THE REUNIENS NUCLEUS OF THE THALAMUS: THE CORNERSTONE OF BEHAVIORAL FLEXIBILITY AND SPATIAL MEMORY CONSOLIDATION IN RATS

Numerous neurological and neuropsychiatric disorders, including Alzheimer’s disease, anxiety, depression, schizophrenia, and post-traumatic stress disorder, are associated with dysfunction of the thalamic reuniens nucleus. This midline thalamic structure is strategically positioned to mediate reciprocal interactions between the hippocampus and the medial prefrontal cortex (mPFC), a network critically involved in memory and cognitive flexibility. Accumulating evidence indicates that functional coupling between the mPFC and the reuniens supports adaptive behavior by coordinating hippocampal-dependent spatial representations with prefrontal executive demands.
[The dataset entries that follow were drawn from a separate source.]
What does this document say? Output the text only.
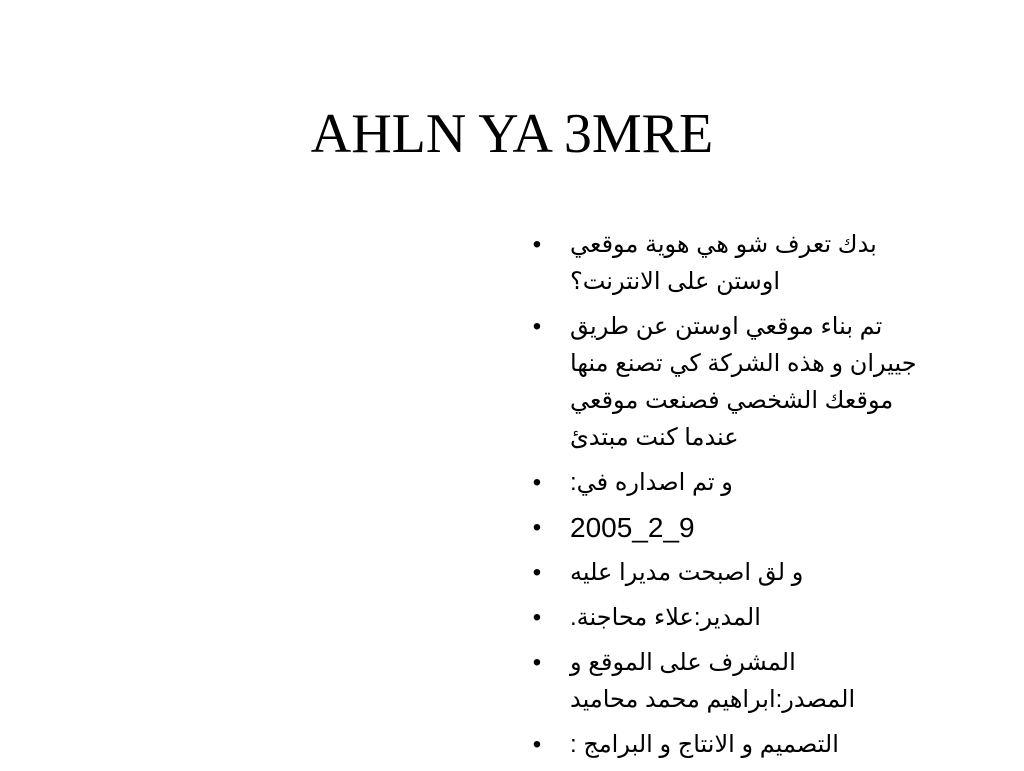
AHLN YA 3MRE
• بدك تعرف شو هي هوية موقعي اوستن على الانترنت؟
• تم بناء موقعي اوستن عن طريق جييران و هذه الشركة كي تصنع منها موقعك الشخصي فصنعت موقعي عندما كنت مبتدئ
• و تم اصداره في:
• 2005_2_9
• و لق اصبحت مديرا عليه
• المدير:علاء محاجنة.
• المشرف على الموقع و المصدر:ابراهيم محمد محاميد
• التصميم و الانتاج و البرامج :
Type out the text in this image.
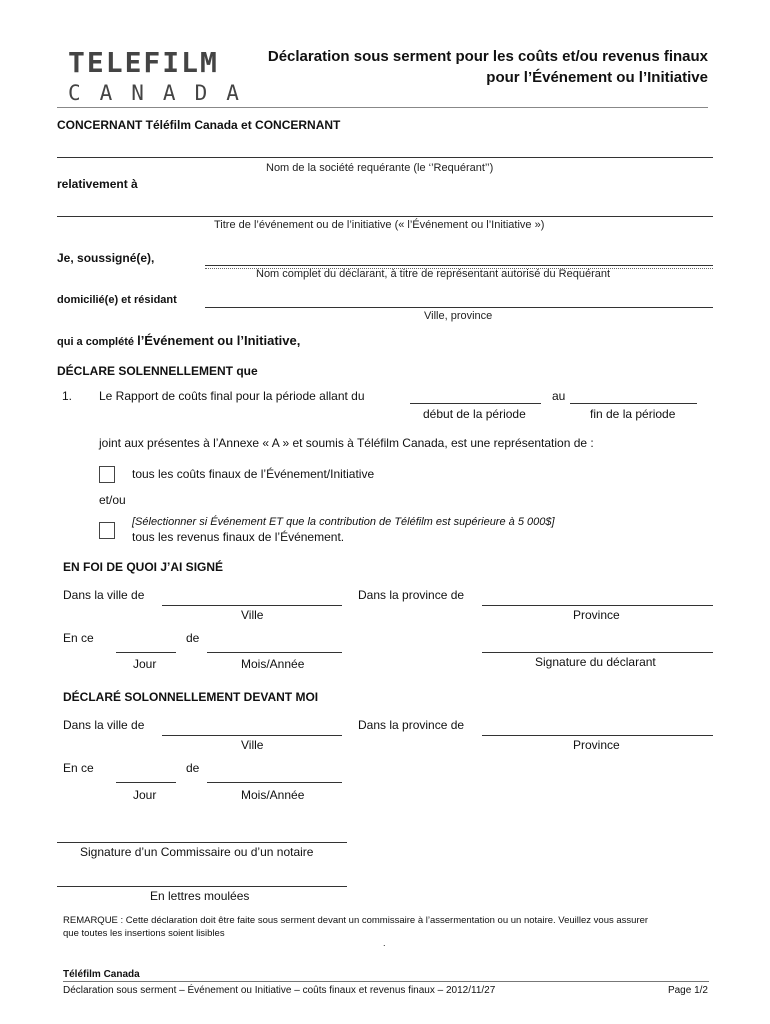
TELEFILM
CANADA
Déclaration sous serment pour les coûts et/ou revenus finaux
pour l’Événement ou l’Initiative
CONCERNANT Téléfilm Canada et CONCERNANT
Nom de la société requérante (le ‘’Requérant’’)
relativement à
Titre de l’événement ou de l’initiative (« l’Événement ou l’Initiative »)
Je, soussigné(e),
Nom complet du déclarant, à titre de représentant autorisé du Requérant
domicilié(e) et résidant
Ville, province
qui a complété l’Événement ou l’Initiative,
DÉCLARE SOLENNELLEMENT que
1. Le Rapport de coûts final pour la période allant du	au
début de la période	fin de la période
joint aux présentes à l’Annexe « A » et soumis à Téléfilm Canada, est une représentation de :
tous les coûts finaux de l’Événement/Initiative
et/ou
[Sélectionner si Événement ET que la contribution de Téléfilm est supérieure à 5 000$]
tous les revenus finaux de l’Événement.
EN FOI DE QUOI J’AI SIGNÉ
Dans la ville de	Dans la province de
Ville	Province
En ce	de
Jour	Mois/Année	Signature du déclarant
DÉCLARÉ SOLONNELLEMENT DEVANT MOI
Dans la ville de	Dans la province de
Ville	Province
En ce	de
Jour	Mois/Année
Signature d’un Commissaire ou d’un notaire
En lettres moulées
REMARQUE : Cette déclaration doit être faite sous serment devant un commissaire à l’assermentation ou un notaire. Veuillez vous assurer
que toutes les insertions soient lisibles
.
Téléfilm Canada
Déclaration sous serment – Événement ou Initiative – coûts finaux et revenus finaux – 2012/11/27	Page 1/2
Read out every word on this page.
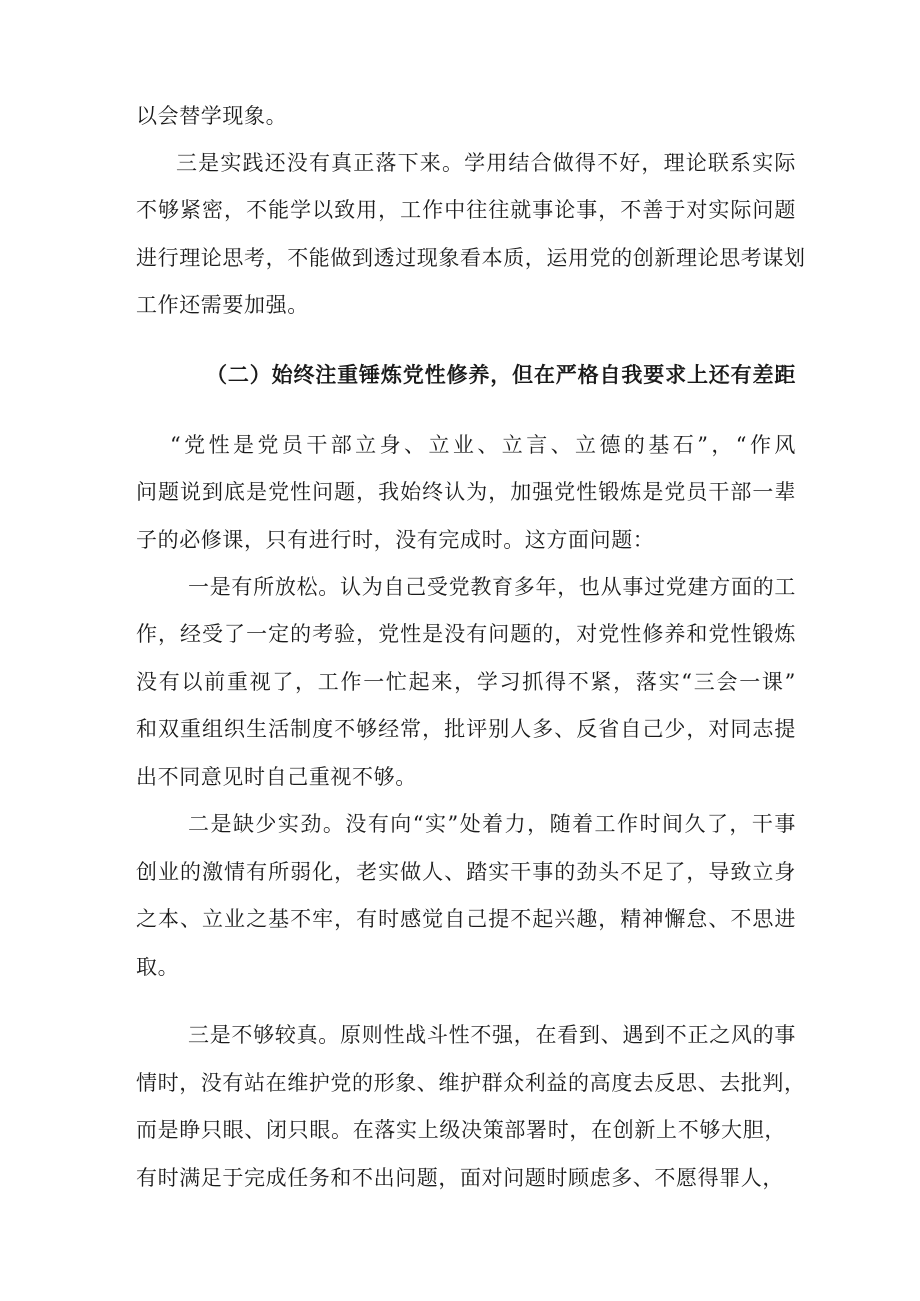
以会替学现象。
三是实践还没有真正落下来。学用结合做得不好，理论联系实际
不够紧密，不能学以致用，工作中往往就事论事，不善于对实际问题
进行理论思考，不能做到透过现象看本质，运用党的创新理论思考谋划
工作还需要加强。
（二）始终注重锤炼党性修养，但在严格自我要求上还有差距
“党性是党员干部立身、立业、立言、立德的基石”，“作风
问题说到底是党性问题，我始终认为，加强党性锻炼是党员干部一辈
子的必修课，只有进行时，没有完成时。这方面问题：
一是有所放松。认为自己受党教育多年，也从事过党建方面的工
作，经受了一定的考验，党性是没有问题的，对党性修养和党性锻炼
没有以前重视了，工作一忙起来，学习抓得不紧，落实“三会一课”
和双重组织生活制度不够经常，批评别人多、反省自己少，对同志提
出不同意见时自己重视不够。
二是缺少实劲。没有向“实”处着力，随着工作时间久了，干事
创业的激情有所弱化，老实做人、踏实干事的劲头不足了，导致立身
之本、立业之基不牢，有时感觉自己提不起兴趣，精神懈怠、不思进
取。
三是不够较真。原则性战斗性不强，在看到、遇到不正之风的事
情时，没有站在维护党的形象、维护群众利益的高度去反思、去批判，
而是睁只眼、闭只眼。在落实上级决策部署时，在创新上不够大胆，
有时满足于完成任务和不出问题，面对问题时顾虑多、不愿得罪人，
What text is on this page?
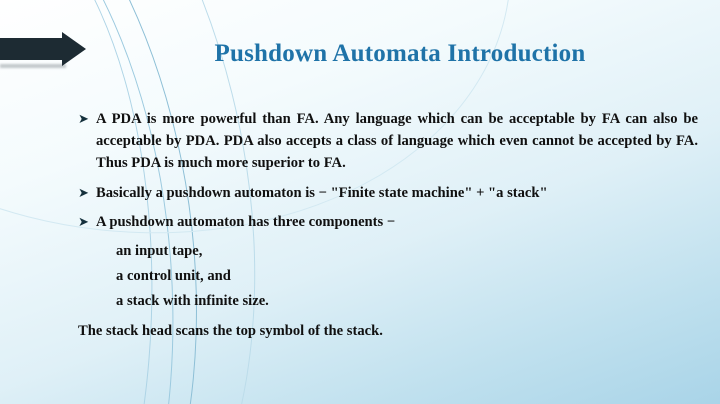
Pushdown Automata Introduction
➤ A PDA is more powerful than FA. Any language which can be acceptable by FA can also be acceptable by PDA. PDA also accepts a class of language which even cannot be accepted by FA. Thus PDA is much more superior to FA.
➤ Basically a pushdown automaton is − "Finite state machine" + "a stack"
➤ A pushdown automaton has three components −
an input tape,
a control unit, and
a stack with infinite size.
The stack head scans the top symbol of the stack.
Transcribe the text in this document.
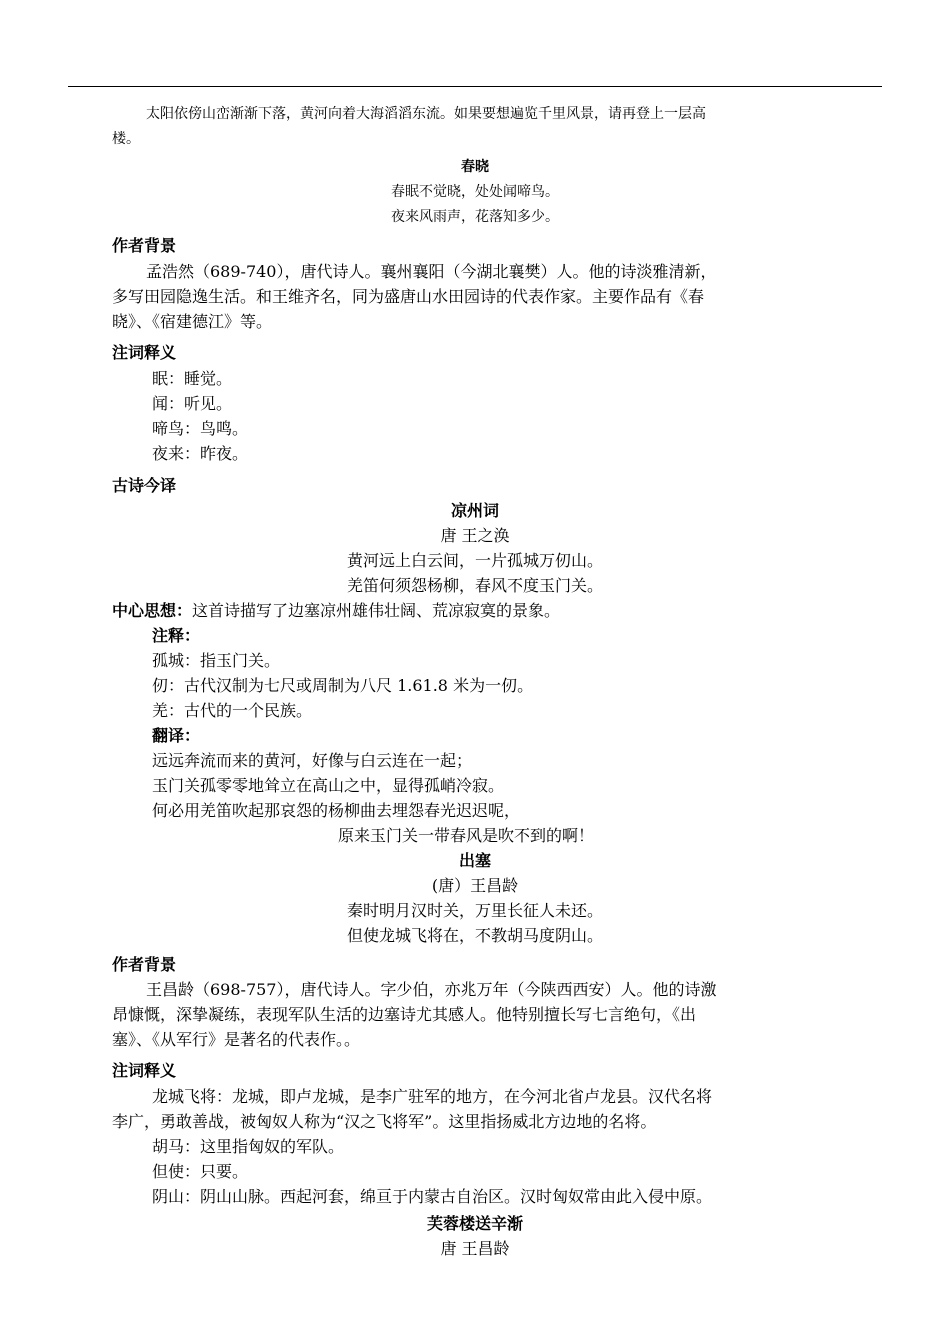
太阳依傍山峦渐渐下落，黄河向着大海滔滔东流。如果要想遍览千里风景，请再登上一层高
楼。
春晓
春眠不觉晓，处处闻啼鸟。
夜来风雨声，花落知多少。
作者背景
孟浩然（689-740），唐代诗人。襄州襄阳（今湖北襄樊）人。他的诗淡雅清新，
多写田园隐逸生活。和王维齐名，同为盛唐山水田园诗的代表作家。主要作品有《春
晓》、《宿建德江》等。
注词释义
眠：睡觉。
闻：听见。
啼鸟：鸟鸣。
夜来：昨夜。
古诗今译
凉州词
唐 王之涣
黄河远上白云间，一片孤城万仞山。
羌笛何须怨杨柳，春风不度玉门关。
中心思想：这首诗描写了边塞凉州雄伟壮阔、荒凉寂寞的景象。
注释：
孤城：指玉门关。
仞：古代汉制为七尺或周制为八尺 1.61.8 米为一仞。
羌：古代的一个民族。
翻译：
远远奔流而来的黄河，好像与白云连在一起；
玉门关孤零零地耸立在高山之中，显得孤峭冷寂。
何必用羌笛吹起那哀怨的杨柳曲去埋怨春光迟迟呢，
原来玉门关一带春风是吹不到的啊！
出塞
(唐）王昌龄
秦时明月汉时关，万里长征人未还。
但使龙城飞将在，不教胡马度阴山。
作者背景
王昌龄（698-757），唐代诗人。字少伯，亦兆万年（今陕西西安）人。他的诗激
昂慷慨，深挚凝练，表现军队生活的边塞诗尤其感人。他特别擅长写七言绝句，《出
塞》、《从军行》是著名的代表作。。
注词释义
龙城飞将：龙城，即卢龙城，是李广驻军的地方，在今河北省卢龙县。汉代名将
李广，勇敢善战，被匈奴人称为“汉之飞将军”。这里指扬威北方边地的名将。
胡马：这里指匈奴的军队。
但使：只要。
阴山：阴山山脉。西起河套，绵亘于内蒙古自治区。汉时匈奴常由此入侵中原。
芙蓉楼送辛渐
唐 王昌龄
Consistent with this framework, our previous work showed that lesions or pharmacogenetic inactivation of the reuniens nucleus impair flexible spatial navigation in the double H-maze and disrupt systems consolidation of spatial and fear memories. Together, these findings support an integrative role for the reuniens nucleus in optimizing cortico-hippocampal information flow in response to environmental demands. In the present study, we used a chemogenetic DREADD approach in adult Long-Evans rats to investigate the functional directionality of mPFC–reuniens circuitry during early spatial memory processing and cognitive flexibility. We selectively targeted mPFC neurons projecting to the reuniens nucleus and reuniens neurons projecting to the mPFC. By combining spatial navigation and object-in-place recognition tasks, we tested for a double dissociation between this bidirectional pathway. This supports cognitive operations that extend beyond hippocampal interactions, highlighting a broader role for midline thalamic circuits in the executive control of memory.